How COVID-19 sheds when symptoms are relatively mild

Detailed virological analysis of nine adults from Munich, Germany, with comparatively mild symptoms of COVID-19 respiratory disease is reported in a paper published in Nature. The study shows that there is active replication of coronavirus SARS-CoV-2 in the upper respiratory tract of the patients and suggests that patients may ‘shed,’ or excrete, the virus at high levels during the first week of symptoms.

Christian Drosten and colleagues studied viral shedding in nine young and middle-aged adults diagnosed with COVID-19, who were treated for mild upper respiratory tract symptoms at a single hospital in Munich. They analyzed throat and lung samples, sputum (mucus from the respiratory tract), and stool, blood and urine collected from the patients during their clinical course.

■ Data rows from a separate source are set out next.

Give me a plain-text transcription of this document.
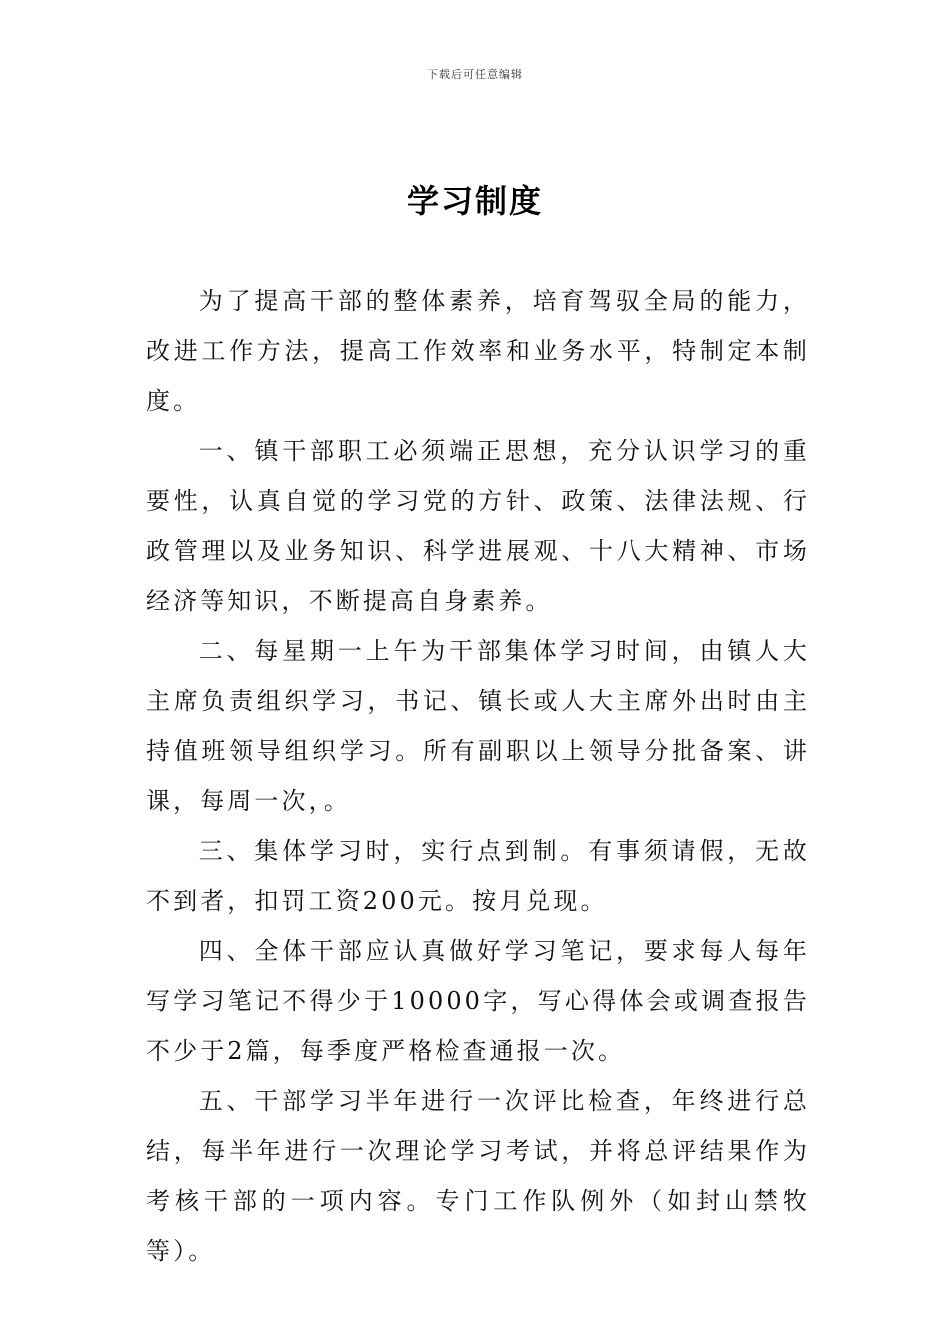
下载后可任意编辑
学习制度

为了提高干部的整体素养，培育驾驭全局的能力，改进工作方法，提高工作效率和业务水平，特制定本制度。

一、镇干部职工必须端正思想，充分认识学习的重要性，认真自觉的学习党的方针、政策、法律法规、行政管理以及业务知识、科学进展观、十八大精神、市场经济等知识，不断提高自身素养。

二、每星期一上午为干部集体学习时间，由镇人大主席负责组织学习，书记、镇长或人大主席外出时由主持值班领导组织学习。所有副职以上领导分批备案、讲课，每周一次，。

三、集体学习时，实行点到制。有事须请假，无故不到者，扣罚工资200元。按月兑现。

四、全体干部应认真做好学习笔记，要求每人每年写学习笔记不得少于10000字，写心得体会或调查报告不少于2篇，每季度严格检查通报一次。

五、干部学习半年进行一次评比检查，年终进行总结，每半年进行一次理论学习考试，并将总评结果作为考核干部的一项内容。专门工作队例外（如封山禁牧等）。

The authors found high levels of virus replication in upper respiratory tract tissues, and report high levels of viral shedding in the upper respiratory tract during the first week of symptoms. They could isolate an infectious form of the virus from samples taken from the throat and lungs of the patients until day eight of symptoms, as symptoms waned. Two of the patients, who showed some early signs of pneumonia, continued to shed high levels of the virus in the sputum until day ten or eleven. Viral RNA remained detectable in the sputum after the end of symptoms.

The virus was not detected in blood or urine samples, and the authors did not find a replicating form of the virus in stool samples, despite high concentrations of viral RNA, supporting the theory that the virus may not be transmissible via stool. However, additional studies in larger samples are needed to investigate this possible transmission route further.